Цецилия ахнула. И в самом деле: Надя Румянцева из расформированного Института красной профессуры! А муж ее был видным теоретиком, ну, как же, Румянцев Петр, кажется, Васильевич. Его еще называли "в кругах" – Громокипящий Петр! Пережевывая остатки "Земляничного", Цецилия поймала себя по крайней мере на трех грехах: во-первых, вступила в контакт с очередью, хоть и зарекалась никогда этого не делать; во-вторых, подумала о Петре Румянцеве не как о враге народа, а просто как об очень порядочном теоретике марксизма-ленинизма; в-третьих, подумала о нем в очень далеком прошедшем времени, "был", как будто вошедший под эти своды уже не вполне и существует, а значит, и он, ее любимый, ее единственный свет в окне, ее мальчик, как она всегда его мысленно называла, тоже не вполне существует, если не...
К окошку она подошла совсем незадолго до закрытия. Там сидела женская особь в гимнастерке с лейтенантскими петлицами.
– Фамилия! Имя! Отчество! Статья! Срок! – прогаркала она с полнейшим автоматизмом.
– Градов Кирилл Борисович, 58-8 и 11, десять лет, – трепеща пробормотала Цецилия, просовывая в окошко свой кулек.
– Громче! – гаркнула чекистка.
Она повторила громче любимое имя с омерзительным наростом контрреволюционной статьи. Чекистка захлопнула окошко: так полагалось, чтобы не видели, каким образом производится проверка. Потянулись секунды агонии. Менее чем через минуту окошко открылось, кулек был выброшен обратно.
– Ваша посылка принята быть не может!
– Как же так?! – вскричала Цецилия.
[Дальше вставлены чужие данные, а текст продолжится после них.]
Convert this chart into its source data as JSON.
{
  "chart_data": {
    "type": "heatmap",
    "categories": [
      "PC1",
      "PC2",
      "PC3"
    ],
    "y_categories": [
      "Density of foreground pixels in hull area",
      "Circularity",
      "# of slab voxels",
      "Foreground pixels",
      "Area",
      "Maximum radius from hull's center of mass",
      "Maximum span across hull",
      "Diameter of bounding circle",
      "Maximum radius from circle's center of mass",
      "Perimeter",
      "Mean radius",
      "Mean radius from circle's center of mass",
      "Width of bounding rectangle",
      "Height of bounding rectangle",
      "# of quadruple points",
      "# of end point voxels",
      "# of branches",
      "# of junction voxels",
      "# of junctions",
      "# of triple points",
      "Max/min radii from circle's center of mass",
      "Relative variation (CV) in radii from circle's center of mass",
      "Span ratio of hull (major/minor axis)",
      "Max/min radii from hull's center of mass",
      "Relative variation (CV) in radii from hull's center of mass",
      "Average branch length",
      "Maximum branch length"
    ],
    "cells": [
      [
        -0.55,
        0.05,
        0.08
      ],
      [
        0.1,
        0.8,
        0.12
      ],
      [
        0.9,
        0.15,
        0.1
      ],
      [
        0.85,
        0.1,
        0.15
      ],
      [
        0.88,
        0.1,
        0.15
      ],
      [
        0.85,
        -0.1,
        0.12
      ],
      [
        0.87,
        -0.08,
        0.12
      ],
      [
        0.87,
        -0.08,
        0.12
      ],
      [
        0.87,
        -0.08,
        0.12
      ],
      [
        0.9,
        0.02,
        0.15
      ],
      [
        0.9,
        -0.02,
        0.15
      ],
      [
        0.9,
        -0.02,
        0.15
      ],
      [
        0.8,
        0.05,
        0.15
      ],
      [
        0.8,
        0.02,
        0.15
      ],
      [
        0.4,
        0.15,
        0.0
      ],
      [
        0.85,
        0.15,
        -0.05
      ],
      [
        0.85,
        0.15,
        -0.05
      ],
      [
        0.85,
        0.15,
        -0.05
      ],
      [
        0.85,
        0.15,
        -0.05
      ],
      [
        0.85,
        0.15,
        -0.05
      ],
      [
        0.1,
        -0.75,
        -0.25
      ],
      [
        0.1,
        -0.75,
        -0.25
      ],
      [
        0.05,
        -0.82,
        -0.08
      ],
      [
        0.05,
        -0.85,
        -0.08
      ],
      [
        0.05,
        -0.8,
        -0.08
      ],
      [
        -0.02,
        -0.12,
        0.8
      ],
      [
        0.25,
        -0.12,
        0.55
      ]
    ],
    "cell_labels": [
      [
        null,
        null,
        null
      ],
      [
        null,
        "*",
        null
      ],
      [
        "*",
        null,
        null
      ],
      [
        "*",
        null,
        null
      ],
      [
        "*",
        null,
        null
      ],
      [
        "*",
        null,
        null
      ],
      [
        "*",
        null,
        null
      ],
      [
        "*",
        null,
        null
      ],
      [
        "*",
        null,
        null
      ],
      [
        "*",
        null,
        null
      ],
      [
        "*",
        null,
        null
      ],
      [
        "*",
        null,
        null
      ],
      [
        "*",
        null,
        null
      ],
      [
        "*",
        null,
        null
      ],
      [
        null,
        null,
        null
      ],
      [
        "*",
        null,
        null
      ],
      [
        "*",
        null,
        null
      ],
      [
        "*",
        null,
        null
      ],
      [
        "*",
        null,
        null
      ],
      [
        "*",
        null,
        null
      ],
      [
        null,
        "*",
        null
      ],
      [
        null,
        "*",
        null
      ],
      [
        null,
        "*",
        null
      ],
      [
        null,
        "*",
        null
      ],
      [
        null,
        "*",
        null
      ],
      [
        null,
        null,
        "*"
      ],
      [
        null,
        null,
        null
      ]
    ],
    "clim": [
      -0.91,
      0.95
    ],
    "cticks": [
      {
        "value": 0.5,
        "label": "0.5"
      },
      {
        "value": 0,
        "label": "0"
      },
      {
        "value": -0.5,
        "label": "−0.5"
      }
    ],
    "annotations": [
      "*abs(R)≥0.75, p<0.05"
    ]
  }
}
Белая кожа ее немедленно вспыхнула, веснушки придали пожару дополнительно будто потрескивающего огня. – Почему?! Что с моим мужем?! Умоляю вас, товарищ!
– Никакой информацией не располагаю. Наводите справки, где положено. Не задерживайтесь, гражданка! Следующий! – бесстрастно и привычно прогаркала чекистка.
Цецилия совсем потеряла голову, продолжала выкрикивать что-то совсем уже не подходящее к моменту:
– Как же так?! Мой муж вообще ни в чем не виноват! Он скоро будет освобожден! Пойдет на фронт! Я протестую! Бездушный формализм!
– Проходите, гражданка! Не задерживайте других! – вдруг резко, со злостью прокричал сзади голос молодой женщины, что рыдала утром по поводу "осуждения без права переписки". Очередь зашумела, сзади надавливали. Цецилия совсем уже потеряла голову, схватилась за полку перед окошком, пыталась удержаться, визжала:
– Он жив! Жив! Все равно он жив! На зло вам всем!
На шум подошел один из двух дежуривших у дверей брюхатых сержантов, ухватил шумящую еврейку за оба плеча, рванул, оттащил от окна.
Было уже совсем темно, когда Надежда Румянцева выбралась из тюремной приемной, и тоже ни с чем, вернее, с тем же, с чем пришла, – с пакетом продуктов для мужа.
Проклиная про себя "коммунистическую сволочь" (вчерашняя комсомолка, став жертвой режима, и не заметила, как быстро докатилась до белогвардейских словечек), она потащилась к трамвайной остановке и вдруг увидела в маленьком скверике сидящую на скамье, расплывшуюся в полной прострации Цилю Розенблюм.